Forex charts are a tool that you are going to have to use when you trade on the forex market. Technical analysis is the most common form of market analysis and this uses the forex charts. However, there are a number of mistakes that you can make when you use forex charts. It is important that you know what these mistakes are so that you can avoid them when you trade.
Mistakes with Analysis
Thorough analysis of charts is important as you need to be quick in your reactions to the market. This is an extremely fast-paced environment that needs you to think and act fast. A slow reaction could cost you and you may even lose the trade completely. You need to move one step at a time. Commence with a single chart type and learn the correct methods of analysis of the chart. Once you feel confident in your knowledge of using that particular chart, you can move on to another type of chart.

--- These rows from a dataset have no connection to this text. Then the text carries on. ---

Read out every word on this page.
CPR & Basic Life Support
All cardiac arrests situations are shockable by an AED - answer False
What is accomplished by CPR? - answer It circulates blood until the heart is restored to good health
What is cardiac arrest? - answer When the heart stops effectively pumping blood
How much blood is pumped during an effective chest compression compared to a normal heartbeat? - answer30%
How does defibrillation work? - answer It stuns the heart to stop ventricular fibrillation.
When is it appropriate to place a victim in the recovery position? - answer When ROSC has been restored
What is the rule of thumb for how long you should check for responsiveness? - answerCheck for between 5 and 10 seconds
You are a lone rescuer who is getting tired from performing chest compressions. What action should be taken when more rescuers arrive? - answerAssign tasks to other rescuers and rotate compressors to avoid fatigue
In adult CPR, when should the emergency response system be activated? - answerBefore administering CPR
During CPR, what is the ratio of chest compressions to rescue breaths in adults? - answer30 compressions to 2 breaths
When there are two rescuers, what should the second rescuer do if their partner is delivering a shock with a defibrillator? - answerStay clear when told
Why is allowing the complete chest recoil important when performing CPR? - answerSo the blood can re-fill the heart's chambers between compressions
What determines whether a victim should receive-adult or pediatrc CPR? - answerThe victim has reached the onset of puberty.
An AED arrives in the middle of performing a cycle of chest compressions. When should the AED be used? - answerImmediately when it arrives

When you are aware of correct analysis of a chart, you can use it as an indicator of the current situation, but you can also use it to predict a future trend. This knowledge and method can give you the edge and help you make suitable profits.
The Forex Charts Tools
Many new traders tend to use forex charts with a range of other analysis tools. Making use of too many trading tools could cause confusion and you will not be able to absorb all the information. You need to find the best combination of tools with charts to suit your personal method and style of trading. Eliminate the unnecessary tools and ensure that the charts you are using are current charts. There is no point in using historical charts if you need current events. Historical charts are suitable if you want to predict a trend.
The Time Zones You Use
Some of the forex charts that are available may be in a time zone that differs to the one you are in. You must ensure that you are viewing the correct time zone whether it is current or historical. This is particularly important if you are trying to capture trends in the market by making use of the charts.

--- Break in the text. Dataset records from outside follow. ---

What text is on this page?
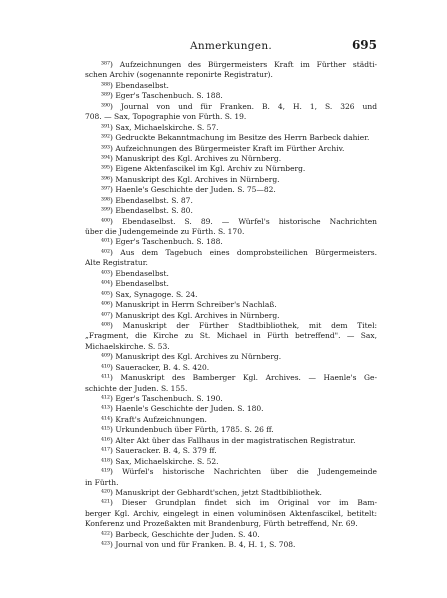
Anmerkungen.	695
³⁸⁷) Aufzeichnungen des Bürgermeisters Kraft im Fürther städti-
schen Archiv (sogenannte reponirte Registratur).
³⁸⁸) Ebendaselbst.
³⁸⁹) Eger's Taschenbuch. S. 188.
³⁹⁰) Journal von und für Franken. B. 4, H. 1, S. 326 und
708. — Sax, Topographie von Fürth. S. 19.
³⁹¹) Sax, Michaelskirche. S. 57.
³⁹²) Gedruckte Bekanntmachung im Besitze des Herrn Barbeck dahier.
³⁹³) Aufzeichnungen des Bürgermeister Kraft im Fürther Archiv.
³⁹⁴) Manuskript des Kgl. Archives zu Nürnberg.
³⁹⁵) Eigene Aktenfascikel im Kgl. Archiv zu Nürnberg.
³⁹⁶) Manuskript des Kgl. Archives in Nürnberg.
³⁹⁷) Haenle's Geschichte der Juden. S. 75—82.
³⁹⁸) Ebendaselbst. S. 87.
³⁹⁹) Ebendaselbst. S. 80.
⁴⁰⁰) Ebendaselbst. S. 89. — Würfel's historische Nachrichten
über die Judengemeinde zu Fürth. S. 170.
⁴⁰¹) Eger's Taschenbuch. S. 188.
⁴⁰²) Aus dem Tagebuch eines domprobsteilichen Bürgermeisters.
Alte Registratur.
⁴⁰³) Ebendaselbst.
⁴⁰⁴) Ebendaselbst.
⁴⁰⁵) Sax, Synagoge. S. 24.
⁴⁰⁶) Manuskript in Herrn Schreiber's Nachlaß.
⁴⁰⁷) Manuskript des Kgl. Archives in Nürnberg.
⁴⁰⁸) Manuskript der Fürther Stadtbibliothek, mit dem Titel:
„Fragment, die Kirche zu St. Michael in Fürth betreffend". — Sax,
Michaelskirche. S. 53.
⁴⁰⁹) Manuskript des Kgl. Archives zu Nürnberg.
⁴¹⁰) Saueracker, B. 4. S. 420.
⁴¹¹) Manuskript des Bamberger Kgl. Archives. — Haenle's Ge-
schichte der Juden. S. 155.
⁴¹²) Eger's Taschenbuch. S. 190.
⁴¹³) Haenle's Geschichte der Juden. S. 180.
⁴¹⁴) Kraft's Aufzeichnungen.
⁴¹⁵) Urkundenbuch über Fürth, 1785. S. 26 ff.
⁴¹⁶) Alter Akt über das Fallhaus in der magistratischen Registratur.
⁴¹⁷) Saueracker. B. 4, S. 379 ff.
⁴¹⁸) Sax, Michaelskirche. S. 52.
⁴¹⁹) Würfel's historische Nachrichten über die Judengemeinde
in Fürth.
⁴²⁰) Manuskript der Gebhardt'schen, jetzt Stadtbibliothek.
⁴²¹) Dieser Grundplan findet sich im Original vor im Bam-
berger Kgl. Archiv, eingelegt in einen voluminösen Aktenfascikel, betitelt:
Konferenz und Prozeßakten mit Brandenburg, Fürth betreffend, Nr. 69.
⁴²²) Barbeck, Geschichte der Juden. S. 40.
⁴²³) Journal von und für Franken. B. 4, H. 1, S. 708.
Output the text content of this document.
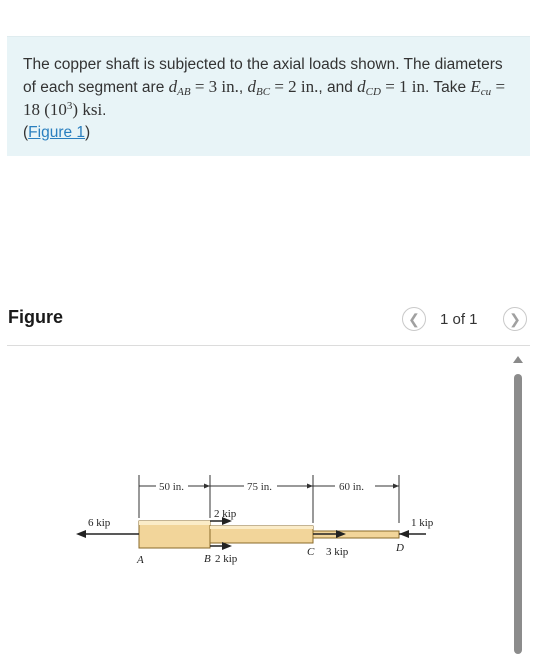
The copper shaft is subjected to the axial loads shown. The diameters of each segment are $d_{AB} = 3$ in., $d_{BC} = 2$ in., and $d_{CD} = 1$ in. Take $E_{cu} = 18$ $(10^3)$ ksi.

(Figure 1)

Figure	❮	1 of 1	❯
50 in.	75 in.	60 in.
6 kip
2 kip
2 kip
3 kip
1 kip
A	B
C	D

Real-time charts do not present you with this problem as they are being recorded right now. This real-time information is relevant irrespective of the chart’s time zone.
The Time Frames You Use
Most charts offer you the facility to view various time periods. You should view a large enough time frame to obtain the most appropriate information. Many traders only look at the current time frame which often does not provide them with sufficient information for them to make an effective decision. The time frame you check on should cover minutes, hours or, at times, days. The time period will be dependent on the type of trading you are carrying out. If you are looking at short-term trades, then you should view relevant short-term time frames, and the same applies to long-term trades.
Forex charts are an extremely important feature of your trading. You should spend sufficient time on them to make sure that you understand what you are viewing and what you would like to view.